J'ai fait la liste de toutes les personnes que j'avais croisées et dont j'ai pu me rappeler. Pour chacune, j'ai associé un mot, un seul, un signifiant singulier renvoyant à des centaines de signifiés ... comme le premier maillon du chaîne. On en revient toujours au premier, mais on n'en fait jamais le tour.

Je n'ai rien sur moi, tout me quitte toujours, même ce qui est arrimé à ma peau. Une forme de sublimation devrait sans doute s'opérer avec une alliance, un tatouage, quelque chose qui par essence doit rester ... une fusion, une mutation, une métamorphose. Un petit papillon.

"Trahi une fois, honte à l'autre. Trahi deux fois, honte à toi"

Aujourd'hui, veille d'un nouveau premier jour, en attendant le suivant.

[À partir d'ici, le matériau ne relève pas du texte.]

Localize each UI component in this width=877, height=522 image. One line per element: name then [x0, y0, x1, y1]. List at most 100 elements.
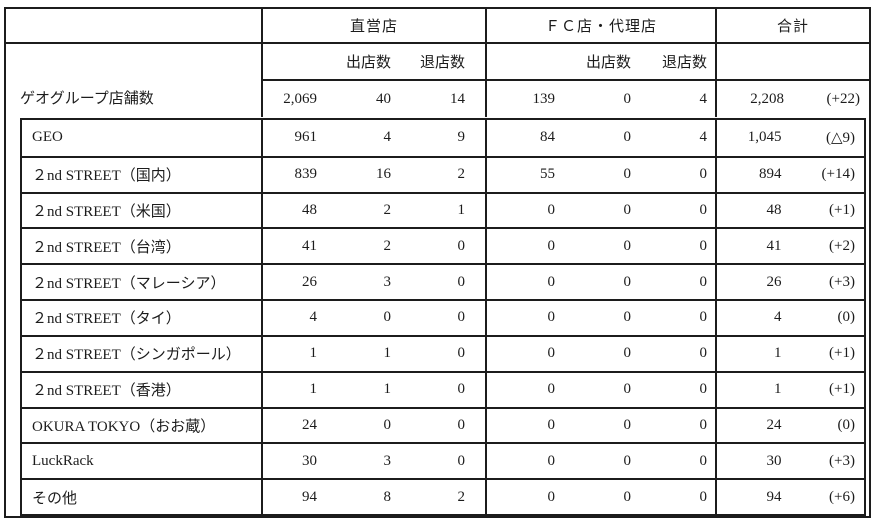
table-row-2nd-street-hongkong: ２nd STREET（香港） 1 1 0 0 0 0 1 (+1) — [22, 370, 864, 407]
fc-values: 0 0 0 — [487, 301, 717, 335]
summary-fc-total: 139 — [532, 90, 556, 107]
direct-open: 3 — [383, 273, 392, 290]
row-change: (△9) — [825, 130, 855, 147]
direct-values: 24 0 0 — [263, 408, 487, 443]
fc-open: 0 — [623, 416, 632, 433]
direct-open: 16 — [376, 166, 391, 183]
fc-total: 0 — [547, 237, 556, 254]
row-total: 1 — [774, 345, 782, 362]
row-label: ２nd STREET（シンガポール） — [22, 336, 263, 371]
row-change: (+14) — [821, 166, 855, 183]
store-count-table: 直営店 ＦＣ店・代理店 合計 ゲオグループ店舗数 出店数 退店数 2,069 4… — [4, 7, 871, 518]
table-row-2nd-street-taiwan: ２nd STREET（台湾） 41 2 0 0 0 0 41 (+2) — [22, 227, 864, 264]
direct-open: 2 — [383, 202, 392, 219]
direct-close: 0 — [457, 381, 466, 398]
fc-values: 0 0 0 — [487, 480, 717, 514]
row-change: (+3) — [829, 452, 855, 469]
total-values: 48 (+1) — [717, 194, 864, 228]
summary-fc-open: 0 — [623, 90, 632, 107]
fc-values: 0 0 0 — [487, 229, 717, 264]
header-direct-stores: 直営店 — [263, 9, 487, 44]
summary-direct-total: 2,069 — [283, 90, 317, 107]
direct-close: 0 — [457, 416, 466, 433]
row-change: (0) — [837, 309, 856, 326]
direct-values: 94 8 2 — [263, 480, 487, 514]
row-label: ２nd STREET（国内） — [22, 157, 263, 192]
fc-total: 0 — [547, 202, 556, 219]
direct-open: 3 — [383, 452, 392, 469]
fc-total: 0 — [547, 452, 556, 469]
direct-values: 48 2 1 — [263, 193, 487, 228]
row-total: 26 — [766, 273, 782, 290]
direct-total: 94 — [302, 488, 317, 505]
direct-open: 8 — [383, 488, 392, 505]
summary-row-label: ゲオグループ店舗数 — [6, 44, 263, 117]
total-values: 41 (+2) — [717, 229, 864, 263]
table-row-2nd-street-us: ２nd STREET（米国） 48 2 1 0 0 0 48 (+1) — [22, 191, 864, 228]
total-values: 94 (+6) — [717, 480, 864, 514]
direct-total: 30 — [302, 452, 317, 469]
direct-open-header: 出店数 — [345, 55, 391, 71]
fc-close: 0 — [699, 416, 708, 433]
direct-values: 1 1 0 — [263, 372, 487, 407]
direct-open: 2 — [383, 237, 392, 254]
direct-values: 41 2 0 — [263, 229, 487, 264]
fc-total: 0 — [547, 345, 556, 362]
summary-change: (+22) — [826, 90, 860, 107]
fc-open: 0 — [623, 237, 632, 254]
direct-values: 26 3 0 — [263, 265, 487, 300]
fc-values: 0 0 0 — [487, 408, 717, 443]
direct-open: 0 — [383, 309, 392, 326]
fc-total: 0 — [547, 273, 556, 290]
direct-close: 0 — [457, 273, 466, 290]
fc-close: 4 — [699, 129, 708, 146]
table-row-2nd-street-singapore: ２nd STREET（シンガポール） 1 1 0 0 0 0 1 (+1) — [22, 334, 864, 371]
table-row-others: その他 94 8 2 0 0 0 94 (+6) — [22, 478, 864, 514]
direct-open: 4 — [383, 129, 392, 146]
row-label: GEO — [22, 120, 263, 156]
direct-total: 48 — [302, 202, 317, 219]
fc-total: 84 — [540, 129, 555, 146]
header-group-row: 直営店 ＦＣ店・代理店 合計 — [6, 9, 869, 44]
fc-group-column: 出店数 退店数 139 0 4 — [487, 44, 717, 117]
direct-total: 24 — [302, 416, 317, 433]
fc-close-header: 退店数 — [661, 55, 707, 71]
table-row-geo: GEO 961 4 9 84 0 4 1,045 (△9) — [22, 120, 864, 156]
table-row-okura-tokyo: OKURA TOKYO（おお蔵） 24 0 0 0 0 0 24 (0) — [22, 406, 864, 443]
fc-open: 0 — [623, 273, 632, 290]
row-label: ２nd STREET（台湾） — [22, 229, 263, 264]
row-total: 48 — [766, 202, 782, 219]
row-total: 894 — [759, 166, 782, 183]
header-fc-agency-stores: ＦＣ店・代理店 — [487, 9, 717, 44]
direct-subheaders: 出店数 退店数 — [263, 44, 485, 81]
fc-values: 0 0 0 — [487, 372, 717, 407]
total-values: 894 (+14) — [717, 158, 864, 192]
direct-values: 1 1 0 — [263, 336, 487, 371]
header-blank-cell — [6, 9, 263, 44]
fc-values: 0 0 0 — [487, 444, 717, 479]
row-total: 94 — [766, 488, 782, 505]
fc-open: 0 — [623, 452, 632, 469]
direct-open: 1 — [383, 381, 392, 398]
direct-close: 0 — [457, 237, 466, 254]
direct-open: 0 — [383, 416, 392, 433]
total-values: 1 (+1) — [717, 373, 864, 407]
table-row-2nd-street-thailand: ２nd STREET（タイ） 4 0 0 0 0 0 4 (0) — [22, 299, 864, 335]
fc-total: 0 — [547, 488, 556, 505]
fc-subheaders: 出店数 退店数 — [487, 44, 715, 81]
direct-values: 961 4 9 — [263, 120, 487, 156]
row-change: (0) — [837, 416, 856, 433]
row-total: 4 — [774, 309, 782, 326]
total-values: 1 (+1) — [717, 337, 864, 371]
total-values: 30 (+3) — [717, 444, 864, 478]
fc-values: 0 0 0 — [487, 265, 717, 300]
fc-close: 0 — [699, 237, 708, 254]
summary-direct-values: 2,069 40 14 — [263, 81, 485, 117]
total-values: 4 (0) — [717, 301, 864, 335]
direct-close: 0 — [457, 345, 466, 362]
direct-close: 0 — [457, 309, 466, 326]
summary-total: 2,208 — [750, 90, 784, 107]
row-label: ２nd STREET（香港） — [22, 372, 263, 407]
fc-open-header: 出店数 — [585, 55, 631, 71]
total-values: 24 (0) — [717, 409, 864, 443]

Mouillée est la mer ! (wet and sea).

dimanche 9 janvier 2011

Réflexion


De l’autre côté du miroir, je vois l’autre me regarder. Dans les brumes d’encens et les vapeurs dorées, son image se trouble et semble vaciller. Les heures tournent à l’envers, et c’est comme regarder le soleil se coucher du mauvais côté. La part obscure s’empare de mes mains et les font voyager bien au-delà de mon regard, dans des recoins obscurs, tièdes et humides, comme un corps assoupi. Il se pourrait que cela ne s’arrête jamais, si seulement ça avait pu réellement commencer … le défaut de réalité pousse le corps et l’âme dans les limbes où l’illusion est reine, l’image y erre loin de tout ce qui pourrait nous ramener à la terre. Les murs sont immobiles, le cœur est vide, et les mains pleines.